Although there have been rumblings of discontent over the past few years, as younger evangelicals with more tolerant views began to infiltrate the movement, the embrace of Trump by millions of evangelical Christians is a development very few people saw coming.
(I certainly didn’t when I wrote this piece last year about the history and impending break-up of the conservative coalition between Catholics and Protestants; I ended it by saying the evangelical right was solid as a rock. Chalk that one up to yet another pundit fail.)
The current split among the evangelical right started to become obvious when Donald Trump was feted as an exalted visiting dignitary by Moral Majority founder Jerry Falwell’s Liberty University. It turned out that he had visited before, and had been making gestures of friendship for some years. Indeed, Jerry Falwell Jr. is a big fan, who says that Trump reminds him of his own father.

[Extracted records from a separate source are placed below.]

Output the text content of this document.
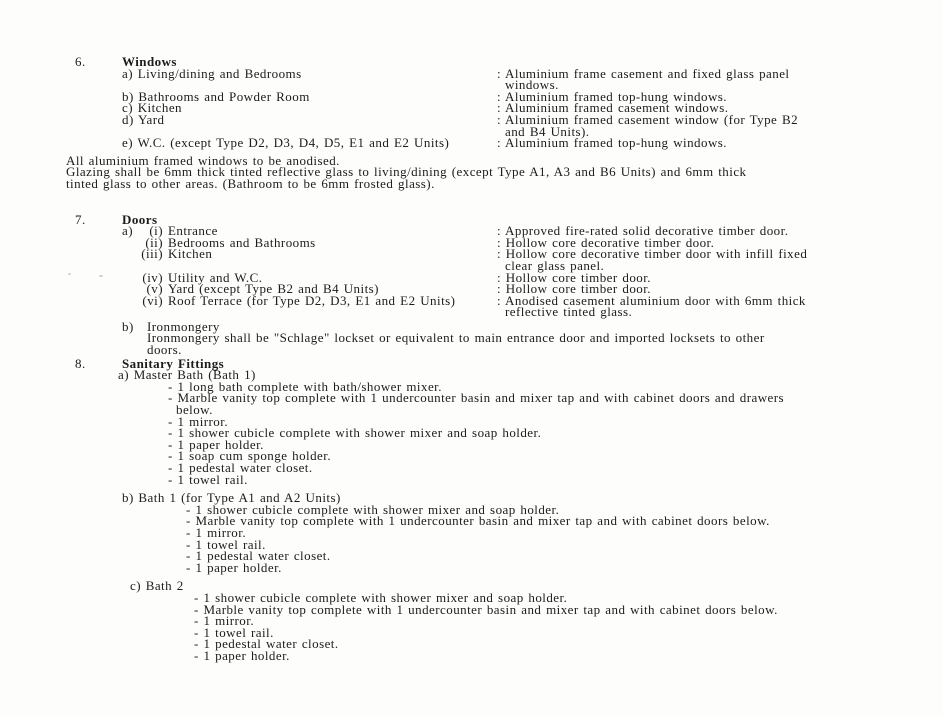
6.	Windows
a) Living/dining and Bedrooms	: Aluminium frame casement and fixed glass panel
windows.
b) Bathrooms and Powder Room	: Aluminium framed top-hung windows.
c) Kitchen	: Aluminium framed casement windows.
d) Yard	: Aluminium framed casement window (for Type B2
and B4 Units).
e) W.C. (except Type D2, D3, D4, D5, E1 and E2 Units)	: Aluminium framed top-hung windows.
All aluminium framed windows to be anodised.
Glazing shall be 6mm thick tinted reflective glass to living/dining (except Type A1, A3 and B6 Units) and 6mm thick
tinted glass to other areas. (Bathroom to be 6mm frosted glass).
7.	Doors
a) (i) Entrance	: Approved fire-rated solid decorative timber door.
(ii) Bedrooms and Bathrooms	: Hollow core decorative timber door.
(iii) Kitchen	: Hollow core decorative timber door with infill fixed
clear glass panel.
(iv) Utility and W.C.	: Hollow core timber door.
(v) Yard (except Type B2 and B4 Units)	: Hollow core timber door.
(vi) Roof Terrace (for Type D2, D3, E1 and E2 Units)	: Anodised casement aluminium door with 6mm thick
reflective tinted glass.
b)	Ironmongery
Ironmongery shall be "Schlage" lockset or equivalent to main entrance door and imported locksets to other
doors.
8.	Sanitary Fittings
a) Master Bath (Bath 1)
- 1 long bath complete with bath/shower mixer.
- Marble vanity top complete with 1 undercounter basin and mixer tap and with cabinet doors and drawers
below.
- 1 mirror.
- 1 shower cubicle complete with shower mixer and soap holder.
- 1 paper holder.
- 1 soap cum sponge holder.
- 1 pedestal water closet.
- 1 towel rail.
b) Bath 1 (for Type A1 and A2 Units)
- 1 shower cubicle complete with shower mixer and soap holder.
- Marble vanity top complete with 1 undercounter basin and mixer tap and with cabinet doors below.
- 1 mirror.
- 1 towel rail.
- 1 pedestal water closet.
- 1 paper holder.
c) Bath 2
- 1 shower cubicle complete with shower mixer and soap holder.
- Marble vanity top complete with 1 undercounter basin and mixer tap and with cabinet doors below.
- 1 mirror.
- 1 towel rail.
- 1 pedestal water closet.
- 1 paper holder.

It became clear that this wasn’t an anomaly when Trump’s electoral success among this cohort derailed Ted Cruz’s southern strategy, with which he had hoped to corner the Christian Right and therefore take the delegate lead long before the campaign got to more godless environs. That didn’t work out, obviously, and Cruz along with everyone else was surprised by the willingness of so many people who call themselves conservative Christians to vote for man who is anything but pious and repeatedly shows that he is religiously illiterate. As it turned out a lot of those people aren’t actually all that religious themselves:
[E]vangelicals do boast higher worship attendance numbers than other faith communities, and those who do go to church regularly tend to vote and behave in ways that match the greater evangelical agenda. But that doesn’t mean they all sit in the pews every Sunday, nor does it mean they blindly accept whatever their pastor tells them: anywhere from 35 to 40 percent of evangelicals attend church occasionally, seldom, or never. You’re less likely to see this more wayward subset of evangelicalism singing hymns on Sunday morning, but they’re happy to identify as evangelicals on opinion polls anyway, and have often been the group lifted up by progressives as examples of evangelical “hypocrisy.”